All CUDA tasks are run under a context, usually under the current context. See: Context Management.

type flag =
  1. | SCHED_AUTO
    (*

    Automatic scheduling.

    *)
  2. | SCHED_SPIN
    (*

    Instruct CUDA to actively spin when waiting for results from the GPU.

    *)
  3. | SCHED_YIELD
    (*

    Instruct CUDA to yield its thread when waiting for results from the GPU.

    *)
  4. | SCHED_BLOCKING_SYNC
    (*

    Set blocking synchronization as default scheduling.

    *)
  5. | SCHED_MASK
  6. | MAP_HOST
    (*

    Deprecated: it is always present regardless of passed config.

    *)
  7. | LMEM_RESIZE_TO_MAX
    (*

    Keep local memory allocation after launch.

    *)
  8. | COREDUMP_ENABLE
    (*

    Trigger coredumps from exceptions in this context.

    *)
  9. | USER_COREDUMP_ENABLE
    (*

    Enable user pipe to trigger coredumps in this context.

    *)
  10. | SYNC_MEMOPS
    (*

    Ensure synchronous memory operations on this context will synchronize.

    *)
val sexp_of_flag : flag -> Sexplib0.Sexp.t
val flag_of_sexp : Sexplib0.Sexp.t -> flag
type flags = flag list
val sexp_of_flags : flags -> Sexplib0.Sexp.t
val flags_of_sexp : Sexplib0.Sexp.t -> flags
type t
val sexp_of_t : t -> Sexplib0.Sexp.t
val create : flags -> Device.t -> t

NOTE: In most cases it is recommended to use get_primary instead! The context is pushed to the CPU-thread-local stack. See cuCtxCreate

The context value is finalized using ctxDestroy.

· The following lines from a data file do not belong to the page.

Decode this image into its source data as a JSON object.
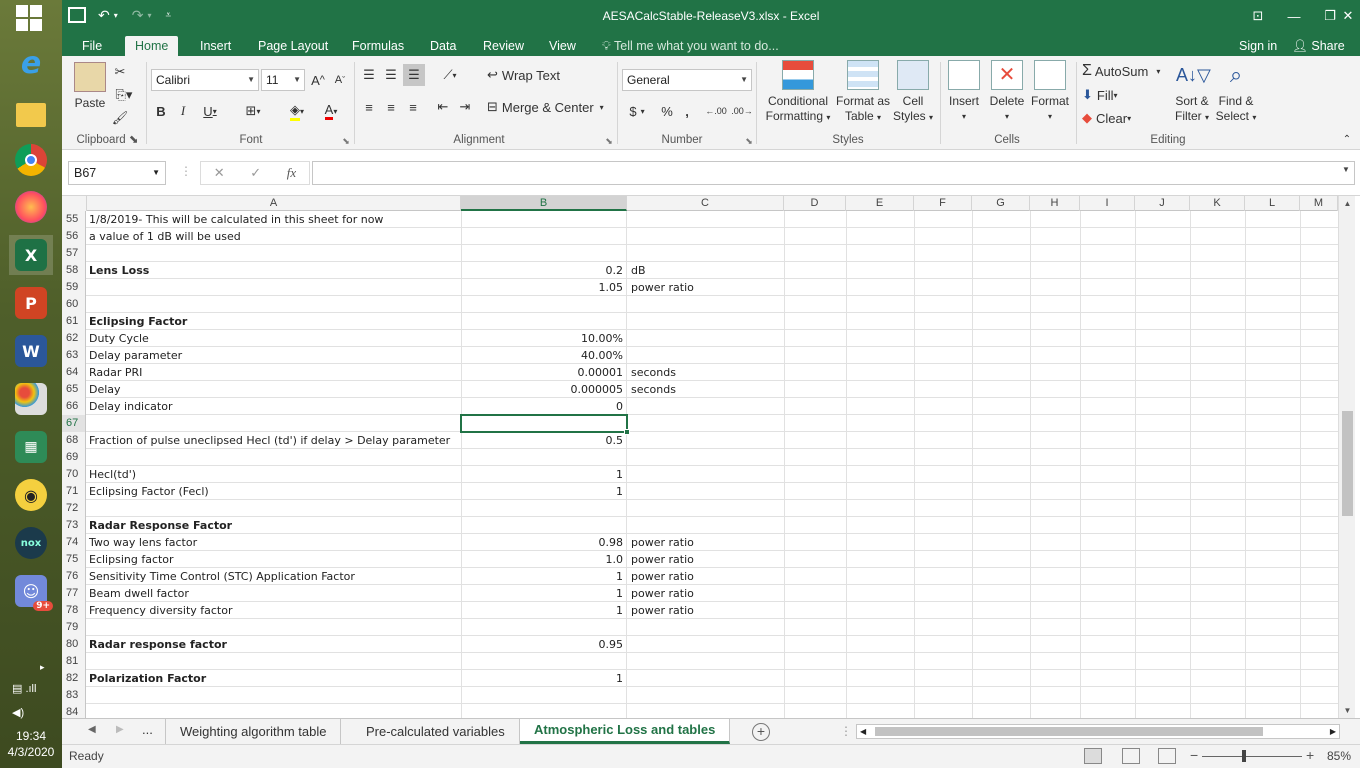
{
  "window": {
    "title": "AESACalcStable-ReleaseV3.xlsx - Excel",
    "accent": "#217346"
  },
  "qat": {
    "save_icon": "save-icon",
    "undo_icon": "undo-icon",
    "redo_icon": "redo-icon"
  },
  "tabs": [
    "File",
    "Home",
    "Insert",
    "Page Layout",
    "Formulas",
    "Data",
    "Review",
    "View"
  ],
  "active_tab": "Home",
  "tell_me": "Tell me what you want to do...",
  "sign_in": "Sign in",
  "share": "Share",
  "ribbon": {
    "clipboard": {
      "paste": "Paste",
      "label": "Clipboard"
    },
    "font": {
      "name": "Calibri",
      "size": "11",
      "label": "Font",
      "bold": "B",
      "italic": "I",
      "underline": "U",
      "grow": "A",
      "shrink": "A"
    },
    "alignment": {
      "wrap": "Wrap Text",
      "merge": "Merge & Center",
      "label": "Alignment"
    },
    "number": {
      "format": "General",
      "label": "Number",
      "currency": "$",
      "percent": "%",
      "comma": ",",
      "inc_dec": ".00",
      "dec_dec": ".00"
    },
    "styles": {
      "conditional": [
        "Conditional",
        "Formatting"
      ],
      "format_table": [
        "Format as",
        "Table"
      ],
      "cell_styles": [
        "Cell",
        "Styles"
      ],
      "label": "Styles"
    },
    "cells": {
      "insert": "Insert",
      "delete": "Delete",
      "format": "Format",
      "label": "Cells"
    },
    "editing": {
      "autosum": "AutoSum",
      "fill": "Fill",
      "clear": "Clear",
      "sort": [
        "Sort &",
        "Filter"
      ],
      "find": [
        "Find &",
        "Select"
      ],
      "label": "Editing"
    }
  },
  "name_box": "B67",
  "fx_label": "fx",
  "columns": [
    "A",
    "B",
    "C",
    "D",
    "E",
    "F",
    "G",
    "H",
    "I",
    "J",
    "K",
    "L",
    "M"
  ],
  "selected_column": "B",
  "selected_row": "67",
  "rows": [
    {
      "n": "55",
      "a": "1/8/2019- This will be calculated  in this sheet for now",
      "b": "",
      "c": "",
      "bold": false
    },
    {
      "n": "56",
      "a": "a value of 1 dB will be used",
      "b": "",
      "c": "",
      "bold": false
    },
    {
      "n": "57",
      "a": "",
      "b": "",
      "c": "",
      "bold": false
    },
    {
      "n": "58",
      "a": "Lens Loss",
      "b": "0.2",
      "c": "dB",
      "bold": true
    },
    {
      "n": "59",
      "a": "",
      "b": "1.05",
      "c": "power ratio",
      "bold": false
    },
    {
      "n": "60",
      "a": "",
      "b": "",
      "c": "",
      "bold": false
    },
    {
      "n": "61",
      "a": "Eclipsing Factor",
      "b": "",
      "c": "",
      "bold": true
    },
    {
      "n": "62",
      "a": "Duty Cycle",
      "b": "10.00%",
      "c": "",
      "bold": false
    },
    {
      "n": "63",
      "a": "Delay parameter",
      "b": "40.00%",
      "c": "",
      "bold": false
    },
    {
      "n": "64",
      "a": "Radar PRI",
      "b": "0.00001",
      "c": "seconds",
      "bold": false
    },
    {
      "n": "65",
      "a": "Delay",
      "b": "0.000005",
      "c": "seconds",
      "bold": false
    },
    {
      "n": "66",
      "a": "Delay indicator",
      "b": "0",
      "c": "",
      "bold": false
    },
    {
      "n": "67",
      "a": "",
      "b": "",
      "c": "",
      "bold": false
    },
    {
      "n": "68",
      "a": "Fraction of pulse uneclipsed Hecl (td') if delay > Delay parameter",
      "b": "0.5",
      "c": "",
      "bold": false
    },
    {
      "n": "69",
      "a": "",
      "b": "",
      "c": "",
      "bold": false
    },
    {
      "n": "70",
      "a": "Hecl(td')",
      "b": "1",
      "c": "",
      "bold": false
    },
    {
      "n": "71",
      "a": "Eclipsing Factor (Fecl)",
      "b": "1",
      "c": "",
      "bold": false
    },
    {
      "n": "72",
      "a": "",
      "b": "",
      "c": "",
      "bold": false
    },
    {
      "n": "73",
      "a": "Radar Response Factor",
      "b": "",
      "c": "",
      "bold": true
    },
    {
      "n": "74",
      "a": "Two way lens factor",
      "b": "0.98",
      "c": "power ratio",
      "bold": false
    },
    {
      "n": "75",
      "a": "Eclipsing factor",
      "b": "1.0",
      "c": "power ratio",
      "bold": false
    },
    {
      "n": "76",
      "a": "Sensitivity Time Control (STC) Application Factor",
      "b": "1",
      "c": "power ratio",
      "bold": false
    },
    {
      "n": "77",
      "a": "Beam dwell factor",
      "b": "1",
      "c": "power ratio",
      "bold": false
    },
    {
      "n": "78",
      "a": "Frequency diversity factor",
      "b": "1",
      "c": "power ratio",
      "bold": false
    },
    {
      "n": "79",
      "a": "",
      "b": "",
      "c": "",
      "bold": false
    },
    {
      "n": "80",
      "a": "Radar response factor",
      "b": "0.95",
      "c": "",
      "bold": true
    },
    {
      "n": "81",
      "a": "",
      "b": "",
      "c": "",
      "bold": false
    },
    {
      "n": "82",
      "a": "Polarization Factor",
      "b": "1",
      "c": "",
      "bold": true
    },
    {
      "n": "83",
      "a": "",
      "b": "",
      "c": "",
      "bold": false
    },
    {
      "n": "84",
      "a": "",
      "b": "",
      "c": "",
      "bold": false
    }
  ],
  "sheet_tabs": [
    "Weighting algorithm table",
    "Pre-calculated variables",
    "Atmospheric Loss and tables"
  ],
  "active_sheet": "Atmospheric Loss and tables",
  "sheet_ellipsis": "...",
  "status": "Ready",
  "zoom": "85%",
  "taskbar": {
    "time": "19:34",
    "date": "4/3/2020",
    "apps": [
      "internet-explorer-icon",
      "file-explorer-icon",
      "chrome-icon",
      "firefox-icon",
      "excel-icon",
      "powerpoint-icon",
      "word-icon",
      "paint-icon",
      "calculator-icon",
      "eye-app-icon",
      "nox-icon",
      "discord-icon"
    ],
    "discord_badge": "9+",
    "nox_label": "nox"
  }
}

val get_flags : unit -> flags
val get_primary : Device.t -> t

The context is not pushed to the stack. See cuDevicePrimaryCtxRetain.

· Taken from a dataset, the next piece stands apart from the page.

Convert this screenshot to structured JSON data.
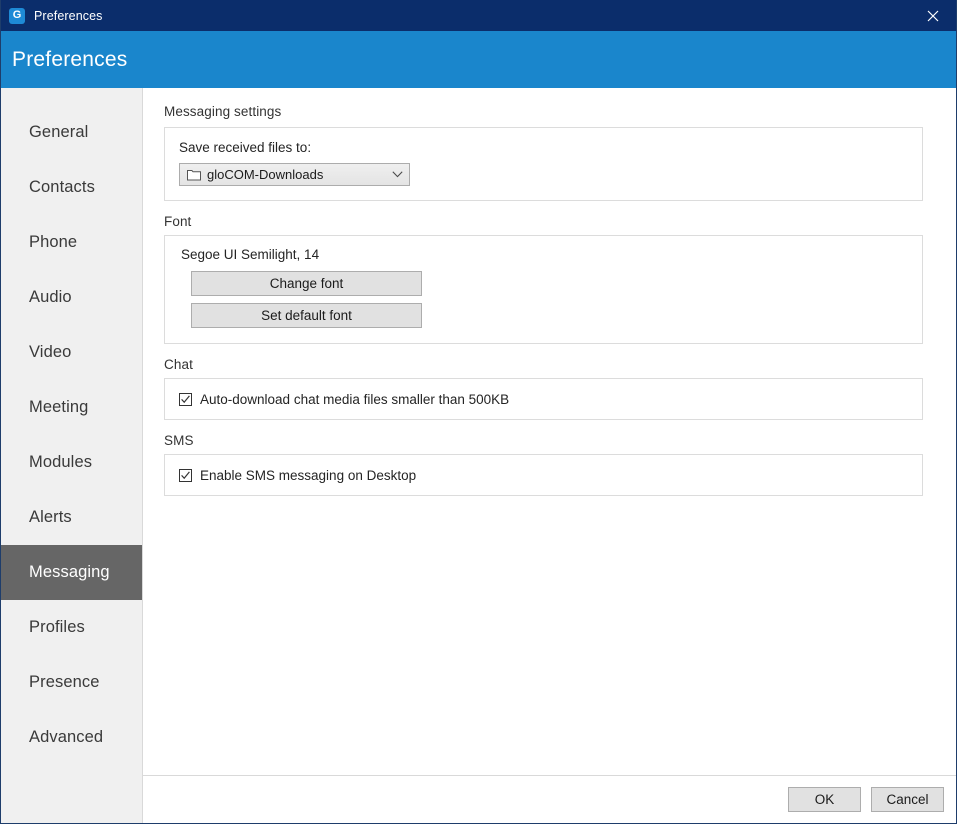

The context is finalized using cuDevicePrimaryCtxRelease. The underlying CUDA context will be reset once the last reference to it is released.

val get_device : unit -> Device.t
val pop_current : unit -> t
val get_current : unit -> t
val push_current : t -> unit

Pushes a context on the current CPU thread. See cuCtxPushCurrent.

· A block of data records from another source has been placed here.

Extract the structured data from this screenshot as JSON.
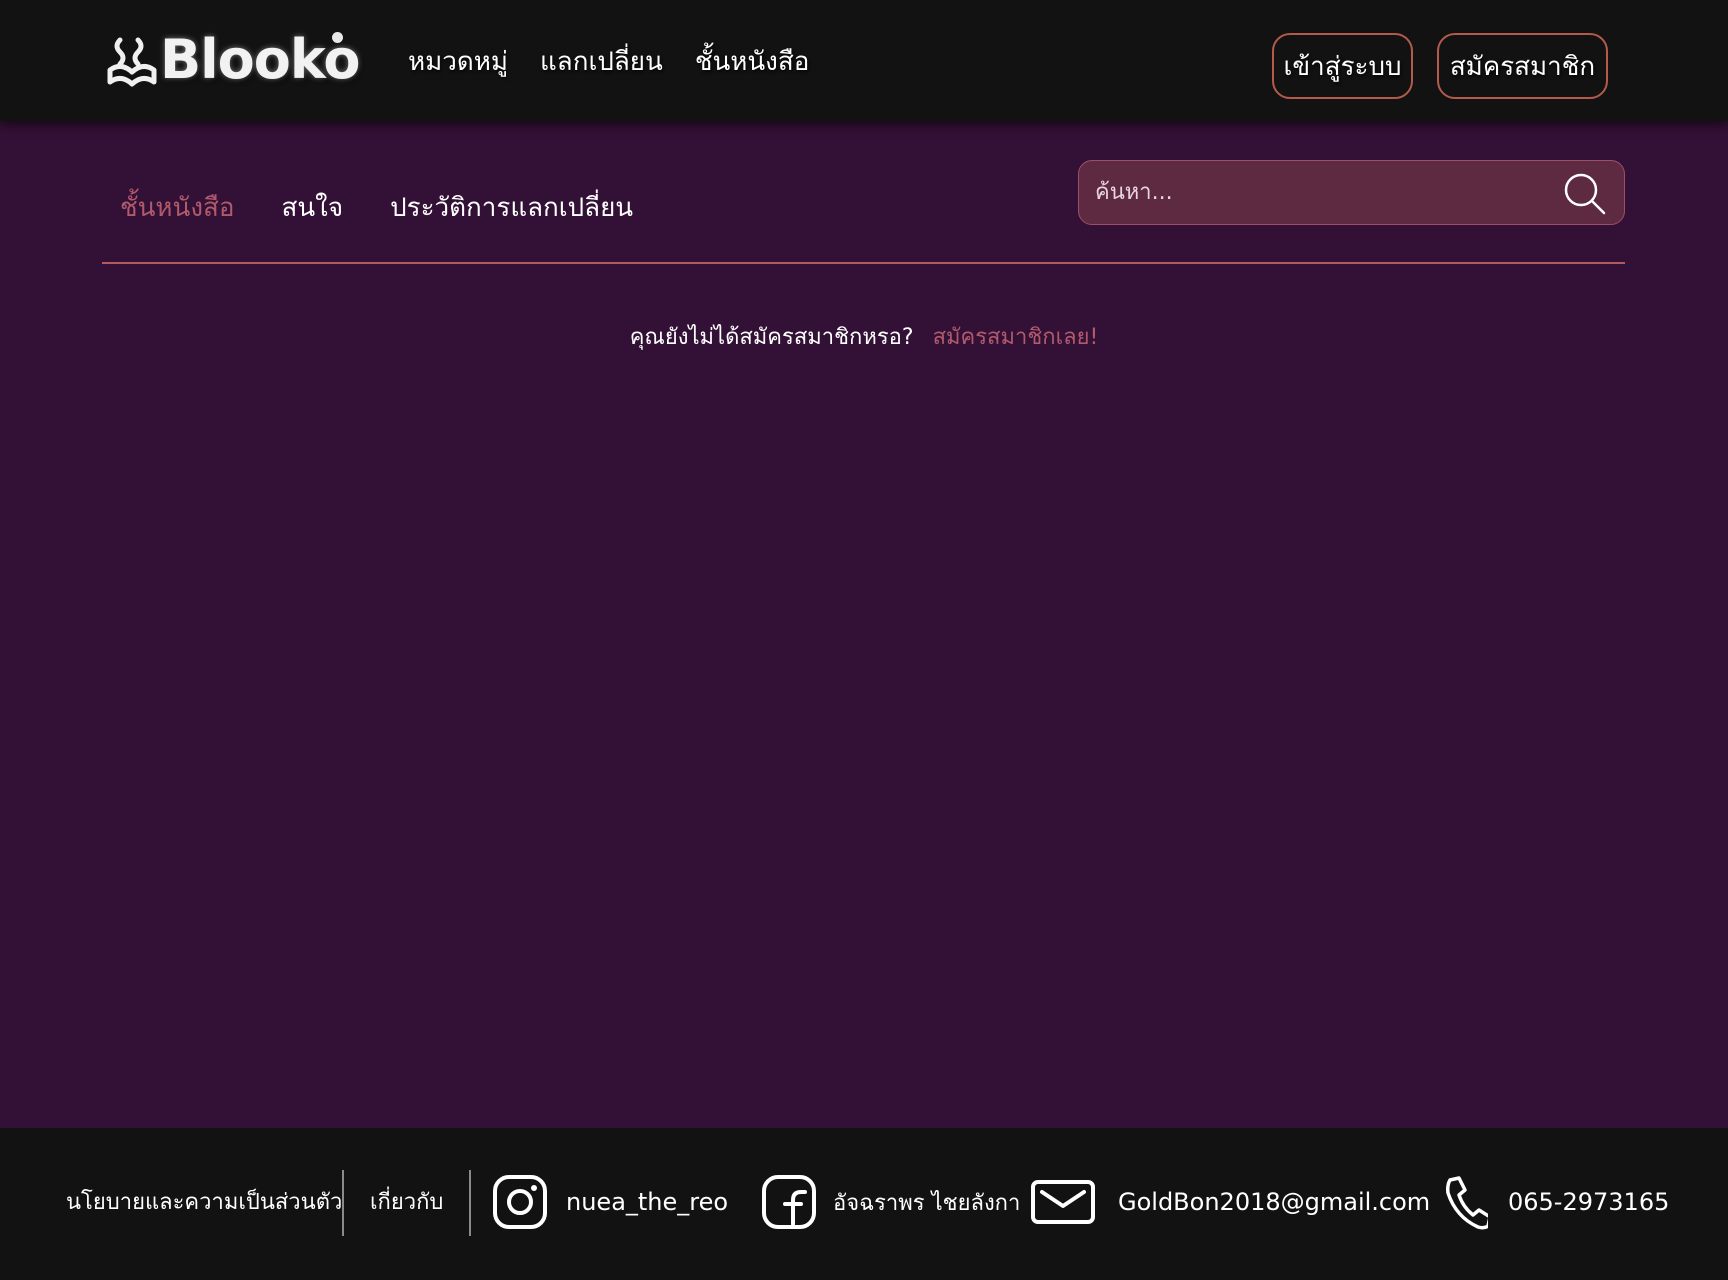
{
  "header": {
    "logo_text": "Blooko",
    "nav": [
      "หมวดหมู่",
      "แลกเปลี่ยน",
      "ชั้นหนังสือ"
    ],
    "login_label": "เข้าสู่ระบบ",
    "signup_label": "สมัครสมาชิก"
  },
  "subnav": {
    "tabs": [
      {
        "label": "ชั้นหนังสือ",
        "active": true
      },
      {
        "label": "สนใจ",
        "active": false
      },
      {
        "label": "ประวัติการแลกเปลี่ยน",
        "active": false
      }
    ]
  },
  "search": {
    "placeholder": "ค้นหา...",
    "value": "",
    "icon": "search-icon"
  },
  "main": {
    "prompt_text": "คุณยังไม่ได้สมัครสมาชิกหรอ?",
    "prompt_link": "สมัครสมาชิกเลย!"
  },
  "footer": {
    "privacy": "นโยบายและความเป็นส่วนตัว",
    "about": "เกี่ยวกับ",
    "instagram": "nuea_the_reo",
    "facebook": "อัจฉราพร ไชยลังกา",
    "email": "GoldBon2018@gmail.com",
    "phone": "065-2973165"
  },
  "colors": {
    "background": "#331035",
    "topbar": "#121212",
    "accent": "#b05a6c",
    "button_border": "#b35a4b",
    "search_bg": "#5e2a42"
  }
}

val set_current : t -> unit

If there exists a CUDA context stack on the calling CPU thread, this will replace the top of that stack with ctx. See cuCtxSetCurrent.

val synchronize : unit -> unit

Blocks for the current context's tasks to complete. See cuCtxSynchronize.

val disable_peer_access : t -> unit

Disables peer access between the current context and the given context. See cuCtxDisablePeerAccess.

val enable_peer_access : ?flags:Unsigned.uint -> t -> unit

Flags are unused. See cuCtxEnablePeerAccess.

type limit =
  1. | STACK_SIZE
  2. | PRINTF_FIFO_SIZE
  3. | MALLOC_HEAP_SIZE
  4. | DEV_RUNTIME_SYNC_DEPTH
    (*

    GPU device runtime launch synchronize depth.

    *)
  5. | DEV_RUNTIME_PENDING_LAUNCH_COUNT
  6. | MAX_L2_FETCH_GRANULARITY
    (*

    Between 0 and 128, in bytes, it is a hint.

    *)
  7. | PERSISTING_L2_CACHE_SIZE
val sexp_of_limit : limit -> Sexplib0.Sexp.t
val limit_of_sexp : Sexplib0.Sexp.t -> limit
val set_limit : limit -> int -> unit
val get_limit : limit -> int